The Illinois appelate court recently ruled on Dr. Cooley’s petition to have the alimony to the first Mrs. Cooley stopped. The court supported his contention that Mrs. Cooley No. 1 was spending the money he was paying her in riotous living, but that fact, so the court ruled, as a mere moral issue, did not warrant any order for the discontinuance of payments.
It was a long legal treatise on morality and alimony. And the upshot of the whole thing was that Dr. Cooley was ordered to keep paying and probably would have done so if it hadn’t been for Mrs. Cooley No. 2.
No, sir,” she said. “Let them put you in jail. But don’t pay another cent.

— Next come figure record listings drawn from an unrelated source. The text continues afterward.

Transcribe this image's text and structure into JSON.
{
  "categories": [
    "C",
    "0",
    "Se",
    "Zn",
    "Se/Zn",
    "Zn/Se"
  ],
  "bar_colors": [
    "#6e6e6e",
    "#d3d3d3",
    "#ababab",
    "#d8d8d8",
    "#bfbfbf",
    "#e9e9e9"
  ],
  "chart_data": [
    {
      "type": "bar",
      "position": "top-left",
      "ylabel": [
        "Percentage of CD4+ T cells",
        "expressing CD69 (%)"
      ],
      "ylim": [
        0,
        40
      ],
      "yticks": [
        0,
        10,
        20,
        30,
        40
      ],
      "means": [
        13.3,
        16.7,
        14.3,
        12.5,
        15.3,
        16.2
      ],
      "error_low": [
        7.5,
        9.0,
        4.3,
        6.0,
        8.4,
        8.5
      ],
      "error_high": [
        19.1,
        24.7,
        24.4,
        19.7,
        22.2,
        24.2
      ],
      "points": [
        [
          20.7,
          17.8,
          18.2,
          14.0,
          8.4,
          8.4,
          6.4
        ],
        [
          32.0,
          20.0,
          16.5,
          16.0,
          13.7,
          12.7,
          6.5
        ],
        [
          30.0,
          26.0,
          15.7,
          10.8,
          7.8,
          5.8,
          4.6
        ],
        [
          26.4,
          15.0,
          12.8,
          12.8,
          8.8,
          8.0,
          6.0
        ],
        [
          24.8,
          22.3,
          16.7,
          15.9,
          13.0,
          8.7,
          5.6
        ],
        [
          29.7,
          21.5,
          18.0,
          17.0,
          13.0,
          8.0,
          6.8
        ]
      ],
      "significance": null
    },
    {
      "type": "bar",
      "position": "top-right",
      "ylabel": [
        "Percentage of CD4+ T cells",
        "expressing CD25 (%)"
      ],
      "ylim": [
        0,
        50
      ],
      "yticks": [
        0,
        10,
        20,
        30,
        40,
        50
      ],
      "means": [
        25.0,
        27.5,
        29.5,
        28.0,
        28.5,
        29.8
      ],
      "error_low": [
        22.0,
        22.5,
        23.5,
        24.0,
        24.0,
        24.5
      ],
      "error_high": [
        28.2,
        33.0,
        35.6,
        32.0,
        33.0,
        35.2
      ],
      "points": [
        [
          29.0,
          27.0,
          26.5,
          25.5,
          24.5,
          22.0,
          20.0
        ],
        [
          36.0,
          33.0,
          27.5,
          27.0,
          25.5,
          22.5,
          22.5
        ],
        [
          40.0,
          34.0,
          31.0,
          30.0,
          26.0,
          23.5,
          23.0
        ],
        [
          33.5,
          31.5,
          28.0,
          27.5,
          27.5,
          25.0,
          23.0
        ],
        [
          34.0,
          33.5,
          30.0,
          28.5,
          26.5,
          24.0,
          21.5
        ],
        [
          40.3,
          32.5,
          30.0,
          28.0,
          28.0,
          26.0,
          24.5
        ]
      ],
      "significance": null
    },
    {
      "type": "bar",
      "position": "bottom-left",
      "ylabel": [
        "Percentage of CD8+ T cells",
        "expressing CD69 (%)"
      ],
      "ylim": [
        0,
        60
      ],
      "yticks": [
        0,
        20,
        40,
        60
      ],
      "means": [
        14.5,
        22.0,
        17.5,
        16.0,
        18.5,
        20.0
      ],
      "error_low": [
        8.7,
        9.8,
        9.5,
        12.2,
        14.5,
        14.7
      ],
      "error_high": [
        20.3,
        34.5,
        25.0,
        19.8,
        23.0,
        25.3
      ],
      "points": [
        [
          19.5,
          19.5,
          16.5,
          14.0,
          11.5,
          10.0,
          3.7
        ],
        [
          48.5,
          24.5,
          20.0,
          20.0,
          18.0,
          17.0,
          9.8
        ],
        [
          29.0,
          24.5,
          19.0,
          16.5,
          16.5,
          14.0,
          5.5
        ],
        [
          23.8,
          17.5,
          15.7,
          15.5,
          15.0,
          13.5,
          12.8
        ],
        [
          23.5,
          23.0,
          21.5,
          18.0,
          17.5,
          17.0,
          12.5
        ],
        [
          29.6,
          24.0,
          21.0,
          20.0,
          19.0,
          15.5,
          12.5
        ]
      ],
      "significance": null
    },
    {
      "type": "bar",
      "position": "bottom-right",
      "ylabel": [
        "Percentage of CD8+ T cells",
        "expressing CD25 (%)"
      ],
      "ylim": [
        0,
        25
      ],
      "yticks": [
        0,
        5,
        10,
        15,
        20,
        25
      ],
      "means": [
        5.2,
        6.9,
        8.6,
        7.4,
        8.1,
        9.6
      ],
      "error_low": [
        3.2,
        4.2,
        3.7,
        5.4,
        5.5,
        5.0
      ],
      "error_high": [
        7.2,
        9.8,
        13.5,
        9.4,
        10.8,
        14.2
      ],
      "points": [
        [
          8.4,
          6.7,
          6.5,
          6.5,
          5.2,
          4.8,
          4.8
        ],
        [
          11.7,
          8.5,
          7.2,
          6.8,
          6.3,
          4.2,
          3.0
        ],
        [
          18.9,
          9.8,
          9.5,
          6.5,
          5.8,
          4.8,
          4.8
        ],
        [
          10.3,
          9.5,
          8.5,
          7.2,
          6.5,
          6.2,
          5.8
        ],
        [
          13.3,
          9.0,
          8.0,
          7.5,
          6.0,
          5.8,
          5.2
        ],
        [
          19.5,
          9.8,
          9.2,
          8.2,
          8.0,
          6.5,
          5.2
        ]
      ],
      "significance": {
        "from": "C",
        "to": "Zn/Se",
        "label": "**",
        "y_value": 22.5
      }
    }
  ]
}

No woman without children, who is able to support herself, is deserving of alimony.
“If while she is living with him and is still his wife, a woman, conducts herself in an improper, manner, a husband can go into court and rid himself of her completely.”
“But if after she divorces him and lives riotously, on the alimony he is forced to pay her, it is irreconcilable that his duty to her should be greater than while he is married to her.
“The two theories don’t harmonize. There are too many gold-diggers among divorced women, and half of them aren’t deserving of consideration.”
FORMS ANTI-ALIMONY LEAGUE
As the first part of her drive Mrs. Cooley is forming the Society of Disgruntled Alimony Payers.
Eligibility to membership will be based on experience only.
A big mass meeting of members is being planned and will-take place here just as soon as the society can whip its battle plans into shape. Many Chicago judges agree with Mrs. Cooley that there is need for a movement such as she has set in motion.
They concur that alimony, to healthy and able-bodied ex-wives without children is as out of date in the changed order of social conditions as a horse and buggy.